Алеша

Он лежал в монастырском дворе, уронив голову на плечо и прижавшись щекой к земле. Ко лбу прилипла жидкая мальчишеская челка, подстриженная по моде того времени наискосок. Под тонким опущенным веком угадывалось крупное глазное яблоко. Гимнастерка с зелеными пограничными петличками была измазана сажей, словно он вернулся с большого пожара. Кровь выступила на рукаве неровным темным пятном, края которого высохли и поржавели. Между верхней и средней пуговицами тоже темнело пятно — небольшое, неприметное, хотя главное ранение было в грудь.

Острая травинка временами касалась века, и оно вздрагивало. Это было единственным признаком жизни. Алеша не слышал орудийного грохота, не улавливал горького запаха дыма. Не чувствовал боли. Боль покидала его вместе с жизнью. Он еще не был мертв, но и к живым его трудно было причислить: он находился на той грани, откуда уже не возвращаются. Жизнь покидала его медленно, уходила в землю, на которой он лежал.

Над умирающим пограничником стояли три монаха в черных одеждах. Один из них, невысокий, полный, большеголовый, шептал молитву, просил у неба немыслимого. Другой, остробородый, со впалыми щеками, смотрел на Алешу, как на сына, и в глазах у него стояли слезы. Третий же, совсем старенький, белый, сохранял благостное спокойствие. Три православных монаха обители святого Ануфрия, покровителя строгой иноческой жизни, несли караул при умирающем советском бойце.

Когда немцы переправляли Алешу с советского берега, волны, ударявшие в резиновое днище надувной лодки, отдавались болью в простреленной спине. И он сделал попытку приподняться, чтобы перевалить за борт, но это ему не удавалось. Его внесли в монастырские ворота с надвратной звонницей и положили в траву перед свежепобеленной стеной. И Алеша на мгновенье ощутил мягкий холодок и аппетитное похрустывание морозного снега. Если бы можно было приложить этот снег с голубинкой к ранам. Отчего у него кружится голова? Ах, да он катится с горы в лукошке с ледяным дном. Он мчится со страшной скоростью, едва удерживая равновесие, и вертится как волчок. Ребята стоят наверху и ждут, когда он перевернется. А он вцепился руками в лукошко, откинулся назад, поднял ноги. Свистит ветер, небо и земля идут кругом. Только бы не перевернуться! И тут его отбрасывает в сторону, и он зарывается в рыхлый, взбитый снег. Снег забирается в рот, в нос, за ворот, под рукавички. А там, наверху, смеются и торжествуют. И Алеша смахивает снег с лица, смеется. Но потом он вдруг чувствует, что отбил плечо, грудь, спину и снег не холодит, а жжет. И он лежит на земле под белой церковной стеной. И над ним пьются монашечьи рясы. И звучит немецкая речь.

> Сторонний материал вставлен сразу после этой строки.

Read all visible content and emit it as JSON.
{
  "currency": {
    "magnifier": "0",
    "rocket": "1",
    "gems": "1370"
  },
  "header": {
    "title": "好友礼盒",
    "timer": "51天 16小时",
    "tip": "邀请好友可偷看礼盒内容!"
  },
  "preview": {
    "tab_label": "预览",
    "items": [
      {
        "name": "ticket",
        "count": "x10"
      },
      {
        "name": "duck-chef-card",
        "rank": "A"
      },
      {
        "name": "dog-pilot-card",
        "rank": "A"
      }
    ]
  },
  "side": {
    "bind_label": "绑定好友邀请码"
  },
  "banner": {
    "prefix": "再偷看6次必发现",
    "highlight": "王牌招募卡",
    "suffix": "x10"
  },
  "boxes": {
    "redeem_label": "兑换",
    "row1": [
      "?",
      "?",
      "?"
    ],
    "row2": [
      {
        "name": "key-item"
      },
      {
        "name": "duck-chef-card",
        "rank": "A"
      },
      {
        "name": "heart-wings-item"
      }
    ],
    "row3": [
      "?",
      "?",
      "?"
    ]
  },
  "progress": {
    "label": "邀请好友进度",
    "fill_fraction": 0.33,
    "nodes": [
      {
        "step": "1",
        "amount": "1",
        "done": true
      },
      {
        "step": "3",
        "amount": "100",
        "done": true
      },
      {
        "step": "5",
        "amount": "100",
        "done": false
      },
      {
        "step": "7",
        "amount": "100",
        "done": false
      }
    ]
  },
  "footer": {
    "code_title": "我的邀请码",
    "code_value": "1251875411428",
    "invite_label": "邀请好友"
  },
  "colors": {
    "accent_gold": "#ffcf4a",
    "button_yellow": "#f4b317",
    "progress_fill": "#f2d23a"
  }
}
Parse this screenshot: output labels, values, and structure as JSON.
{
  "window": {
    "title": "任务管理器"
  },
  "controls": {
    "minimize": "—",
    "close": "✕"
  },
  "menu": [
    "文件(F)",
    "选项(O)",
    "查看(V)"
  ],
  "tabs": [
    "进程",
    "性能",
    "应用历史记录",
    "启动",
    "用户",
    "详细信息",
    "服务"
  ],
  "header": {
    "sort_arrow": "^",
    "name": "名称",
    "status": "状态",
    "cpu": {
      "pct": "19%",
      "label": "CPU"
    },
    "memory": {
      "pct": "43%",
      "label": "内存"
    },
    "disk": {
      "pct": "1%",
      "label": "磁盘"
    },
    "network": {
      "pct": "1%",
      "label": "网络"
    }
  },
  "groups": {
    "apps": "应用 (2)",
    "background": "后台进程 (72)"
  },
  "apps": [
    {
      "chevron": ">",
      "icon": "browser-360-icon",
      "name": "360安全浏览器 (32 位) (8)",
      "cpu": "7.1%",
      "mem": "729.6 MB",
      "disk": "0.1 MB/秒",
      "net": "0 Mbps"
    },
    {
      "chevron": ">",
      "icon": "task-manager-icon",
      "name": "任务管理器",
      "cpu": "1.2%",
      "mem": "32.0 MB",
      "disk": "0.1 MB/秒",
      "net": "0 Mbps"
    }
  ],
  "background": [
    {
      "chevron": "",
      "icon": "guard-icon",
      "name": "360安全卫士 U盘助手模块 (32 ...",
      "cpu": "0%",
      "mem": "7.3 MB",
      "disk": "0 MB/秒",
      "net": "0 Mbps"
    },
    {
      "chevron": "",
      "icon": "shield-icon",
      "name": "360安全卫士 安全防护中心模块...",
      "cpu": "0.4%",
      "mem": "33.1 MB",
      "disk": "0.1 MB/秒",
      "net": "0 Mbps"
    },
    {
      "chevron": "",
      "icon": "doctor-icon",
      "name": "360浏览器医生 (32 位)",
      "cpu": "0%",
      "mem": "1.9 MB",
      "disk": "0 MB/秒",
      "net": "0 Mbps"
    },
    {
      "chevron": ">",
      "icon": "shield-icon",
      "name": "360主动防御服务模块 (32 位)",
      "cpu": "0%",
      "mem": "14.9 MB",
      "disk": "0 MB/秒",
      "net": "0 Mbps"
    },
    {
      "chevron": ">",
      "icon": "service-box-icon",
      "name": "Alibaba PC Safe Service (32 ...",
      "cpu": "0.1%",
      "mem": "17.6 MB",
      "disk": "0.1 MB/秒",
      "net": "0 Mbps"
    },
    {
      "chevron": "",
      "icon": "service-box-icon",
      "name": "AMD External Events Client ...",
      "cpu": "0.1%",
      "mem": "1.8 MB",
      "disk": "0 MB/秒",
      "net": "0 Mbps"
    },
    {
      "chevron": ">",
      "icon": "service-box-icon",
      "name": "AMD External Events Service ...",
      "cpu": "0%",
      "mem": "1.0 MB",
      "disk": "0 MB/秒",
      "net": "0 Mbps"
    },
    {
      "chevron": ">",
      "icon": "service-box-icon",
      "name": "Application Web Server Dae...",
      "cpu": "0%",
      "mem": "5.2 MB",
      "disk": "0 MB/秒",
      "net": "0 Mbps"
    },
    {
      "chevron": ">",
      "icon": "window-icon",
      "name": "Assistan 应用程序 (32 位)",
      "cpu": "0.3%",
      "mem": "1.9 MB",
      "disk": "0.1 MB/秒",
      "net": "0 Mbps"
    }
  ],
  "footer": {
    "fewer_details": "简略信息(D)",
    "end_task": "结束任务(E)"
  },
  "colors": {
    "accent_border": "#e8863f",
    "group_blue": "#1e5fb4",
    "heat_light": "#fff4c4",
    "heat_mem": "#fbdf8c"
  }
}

Несколько раз немцы пытались узнать его имя, номер части, откуда он родом, но Алеша долго не приходил в сознание, и говорить с ним было бесполезно.

Алеша слышит чужую речь, и ему кажется, что идет урок немецкого языка и учитель требует, чтобы Алеша назвал формы глагола «шрайбен». Алеша никак не может вспомнить и мучается. Голос учителя звучит все громче. Алеша напрягает память и наконец вспоминает, губы чуть слышно произносят:

— Шрайбен… шриб… гешрибен…

Немецкий офицер, услышав знакомое слово, удивленно поднял брови и наклонился над раненым пограничником.

— Вас? Вас заген зи?.. Что? Что вы говорите?..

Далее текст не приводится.